Horror has had a long and fruitful history on television. The genre has always had a place there, sometimes more than on cinema screens. I think that’s certainly the case right now. While fans complain about the lack of horror in theaters—which is valid, granted—they’re completely overlooking the fact that the genre is completely dominating television. We’ve got Scream, From Dusk Till Dawn, Bates Motel and the upcoming Damien, all based on beloved horror movies and all shows that have already met with some critical acclaim.
But they’re not the only ones. Over the years, there have been so many seminal horror-themed TV series. Not all of them have truly held up. Much of this is due to the fact that these shows have always been produced cheaply and quickly in the past and even when the stories may hold up, a lot of the visuals don’t. This is especially true with the advent of 4K HD and a lot of similar factors in which these series almost look worse as they were never designed for that kind of detail.
With that in mind, it’s amazing that any shows do hold up as well as they do, simply because of those factors. There are just some shows that will always stand the test of time, that will never be forgotten and will always be rediscovered by new audiences. A few of them, as you’ll see, are already proving that point very well.
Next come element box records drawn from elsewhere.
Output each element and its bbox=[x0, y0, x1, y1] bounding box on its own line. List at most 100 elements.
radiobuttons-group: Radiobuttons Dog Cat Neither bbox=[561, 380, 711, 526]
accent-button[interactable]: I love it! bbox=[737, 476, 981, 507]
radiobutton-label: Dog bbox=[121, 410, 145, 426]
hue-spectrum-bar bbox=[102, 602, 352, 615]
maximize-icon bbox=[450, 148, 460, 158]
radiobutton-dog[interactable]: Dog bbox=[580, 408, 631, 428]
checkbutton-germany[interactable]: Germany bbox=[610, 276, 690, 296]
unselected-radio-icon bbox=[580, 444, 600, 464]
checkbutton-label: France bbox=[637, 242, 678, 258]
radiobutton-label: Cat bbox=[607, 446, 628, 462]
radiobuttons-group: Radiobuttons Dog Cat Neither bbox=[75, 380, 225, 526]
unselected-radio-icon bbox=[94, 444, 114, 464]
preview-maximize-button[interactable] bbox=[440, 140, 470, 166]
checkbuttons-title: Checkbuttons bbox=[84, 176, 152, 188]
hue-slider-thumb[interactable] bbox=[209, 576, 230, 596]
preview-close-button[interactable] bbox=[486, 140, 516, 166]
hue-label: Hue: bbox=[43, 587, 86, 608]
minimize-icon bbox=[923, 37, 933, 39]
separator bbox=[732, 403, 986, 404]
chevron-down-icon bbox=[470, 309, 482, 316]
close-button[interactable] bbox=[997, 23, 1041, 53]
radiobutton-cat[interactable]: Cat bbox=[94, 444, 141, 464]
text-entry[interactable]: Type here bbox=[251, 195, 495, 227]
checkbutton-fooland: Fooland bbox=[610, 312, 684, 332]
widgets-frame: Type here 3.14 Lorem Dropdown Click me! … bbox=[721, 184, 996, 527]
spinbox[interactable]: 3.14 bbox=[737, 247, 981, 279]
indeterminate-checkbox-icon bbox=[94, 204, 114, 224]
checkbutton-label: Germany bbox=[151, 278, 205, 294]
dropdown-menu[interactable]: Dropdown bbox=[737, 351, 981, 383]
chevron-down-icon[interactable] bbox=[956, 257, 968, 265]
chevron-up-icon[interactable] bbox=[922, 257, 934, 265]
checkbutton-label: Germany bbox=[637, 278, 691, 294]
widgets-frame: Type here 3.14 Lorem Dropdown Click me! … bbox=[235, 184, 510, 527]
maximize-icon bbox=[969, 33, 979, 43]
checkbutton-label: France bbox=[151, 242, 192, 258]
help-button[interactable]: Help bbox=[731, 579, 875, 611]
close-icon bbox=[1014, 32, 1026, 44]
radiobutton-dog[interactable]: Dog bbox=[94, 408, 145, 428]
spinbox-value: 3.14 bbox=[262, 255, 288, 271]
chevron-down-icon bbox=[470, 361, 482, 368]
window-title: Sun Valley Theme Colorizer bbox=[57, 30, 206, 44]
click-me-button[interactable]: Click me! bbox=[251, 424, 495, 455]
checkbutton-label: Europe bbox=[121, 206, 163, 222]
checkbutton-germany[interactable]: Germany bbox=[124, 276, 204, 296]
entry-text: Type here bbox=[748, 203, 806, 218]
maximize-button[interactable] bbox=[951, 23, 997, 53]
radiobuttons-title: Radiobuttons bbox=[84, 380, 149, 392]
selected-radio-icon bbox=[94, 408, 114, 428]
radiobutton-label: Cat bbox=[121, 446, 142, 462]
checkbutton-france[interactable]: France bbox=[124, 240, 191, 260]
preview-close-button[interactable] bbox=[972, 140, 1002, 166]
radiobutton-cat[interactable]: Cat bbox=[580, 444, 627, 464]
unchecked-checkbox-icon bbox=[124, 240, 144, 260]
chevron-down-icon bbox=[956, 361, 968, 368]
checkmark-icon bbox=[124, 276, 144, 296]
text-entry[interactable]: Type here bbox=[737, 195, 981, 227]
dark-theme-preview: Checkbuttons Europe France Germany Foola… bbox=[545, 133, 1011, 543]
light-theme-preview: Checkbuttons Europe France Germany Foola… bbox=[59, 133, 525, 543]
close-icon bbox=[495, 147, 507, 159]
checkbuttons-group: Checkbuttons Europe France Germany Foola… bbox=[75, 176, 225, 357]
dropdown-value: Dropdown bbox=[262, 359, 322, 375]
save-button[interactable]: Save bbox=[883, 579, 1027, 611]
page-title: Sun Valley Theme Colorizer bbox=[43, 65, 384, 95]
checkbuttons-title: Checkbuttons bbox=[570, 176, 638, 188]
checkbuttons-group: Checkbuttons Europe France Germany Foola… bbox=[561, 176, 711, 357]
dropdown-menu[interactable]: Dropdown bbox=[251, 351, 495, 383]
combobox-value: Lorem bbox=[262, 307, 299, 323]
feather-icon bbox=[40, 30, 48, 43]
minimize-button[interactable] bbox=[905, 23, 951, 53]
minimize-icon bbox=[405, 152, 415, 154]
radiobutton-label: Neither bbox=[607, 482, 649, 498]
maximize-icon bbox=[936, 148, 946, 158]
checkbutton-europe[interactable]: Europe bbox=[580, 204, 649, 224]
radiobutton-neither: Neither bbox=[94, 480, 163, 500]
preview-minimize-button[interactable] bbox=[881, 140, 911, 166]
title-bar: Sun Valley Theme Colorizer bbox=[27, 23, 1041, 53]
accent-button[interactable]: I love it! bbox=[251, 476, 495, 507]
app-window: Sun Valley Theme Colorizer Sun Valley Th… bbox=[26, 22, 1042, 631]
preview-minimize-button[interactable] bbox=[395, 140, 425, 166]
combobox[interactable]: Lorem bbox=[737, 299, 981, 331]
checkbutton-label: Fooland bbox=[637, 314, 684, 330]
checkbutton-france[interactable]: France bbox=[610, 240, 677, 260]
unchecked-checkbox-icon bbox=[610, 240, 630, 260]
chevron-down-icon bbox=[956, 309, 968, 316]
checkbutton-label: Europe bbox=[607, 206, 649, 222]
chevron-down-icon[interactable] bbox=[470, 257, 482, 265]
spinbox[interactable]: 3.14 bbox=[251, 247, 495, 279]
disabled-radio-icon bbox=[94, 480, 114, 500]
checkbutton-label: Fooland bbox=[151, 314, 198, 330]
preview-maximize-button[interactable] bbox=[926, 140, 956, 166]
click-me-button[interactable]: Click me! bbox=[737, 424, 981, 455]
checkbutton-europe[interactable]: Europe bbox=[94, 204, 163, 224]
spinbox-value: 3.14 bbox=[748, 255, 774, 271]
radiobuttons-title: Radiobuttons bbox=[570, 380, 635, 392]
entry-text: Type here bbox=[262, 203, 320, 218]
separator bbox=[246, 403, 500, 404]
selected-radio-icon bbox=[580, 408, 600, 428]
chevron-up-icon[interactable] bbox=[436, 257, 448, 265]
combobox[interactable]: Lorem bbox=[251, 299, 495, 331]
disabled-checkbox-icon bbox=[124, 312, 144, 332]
It’s such an obvious choice, but that’s a good thing. Of course, the series returned to TV this year, so obviously it still holds up in that regard. But I went back to rewatch some of those early episodes to prepare for the revival, and I was amazed at how new and fresh it looks for being produced in the early ‘90s. That pilot episode still looks extremely polished and that’s saying a lot, because most series don’t have a great pilot episode.
Sure, it didn’t have the highest budget and can kind of look hokey, but it’s supposed to look hokey. That’s sort of the whole point with Tales from the Crypt. It’s trying to emulate the larger-than-life, often bleakly cartoonish feel of the EC comics. The show also boasts some incredible makeup FX work, not the least of which is the Crypt Keeper designed by Kevin Yagher, who is still a horror star to this day. Plus, tons of guest appearances by some of the biggest movie stars of all time.
You wouldn’t think a ‘60s soap opera like Dark Shadows would be an obvious choice for a list like this, but it actually is. First of all, Dark Shadows was old-fashioned even in its heyday. Second, filmmakers like Tim Burton and Guillermo del Toro have brought back the Victorian gothic aesthetic in a big way. The show is almost more of an honest Tim Burton production than Burton’s actual Dark Shadows movie because it appeals to all of the things that defined him in the early days of his career. Because of that, it’s a long-running show that still has a lot of fans to this day.
The Twilight Zone
The Twilight Zone will never go away. That’s beyond clear at this point, considering just how long it’s already lasted. Rod Serling created a masterpiece of a television series that could be scary, funny, fantastical and always had something important to say. This show is not like most things on right now. It’s old, of course, and black and white, but people still love to talk about their favorite episodes. Whenever there’s a major holiday, SyFy will play nothing but Twilight Zone for 24 hours to sometimes days at a time and people still tune in to watch every single time. It’s just a part of American culture, and I expect it always will be.
Buffy the Vampire Slayer
A lot of fun and funny shows that came about in the ‘90s simply don’t hold up. They are so of the era that it can be jarring just to look at. Where Buffy succeeds is its writing, acting, makeup FX; all things that elevate it above simply being another ‘90s teen show. It’s one of the smartest TV series of all time, but it’s smart in an extremely accessible way. It’s not alienating, it’s just the opposite. It explores serious themes about growing up while being bitingly satirical and funny, and even downright scary, never forgetting to bring the horror when it counts. Buffy still has everything you could want from a show.
The show didn’t last long in its day. And it’s promised revival seems to be taking an eternity to put together. People didn’t know what to make of this show when it aired, probably because David Lynch was at the helm. But it’s precisely because of Lynch’s singular vision that the show holds up so well. Twin Peaks is a film that just happens to be segmented into individual episodes for the sake of convenience. It holds up for its acting and cinematography, but more than anything it holds up because it is unique. There will never be another show like Twin Peaks, even when the show itself comes back.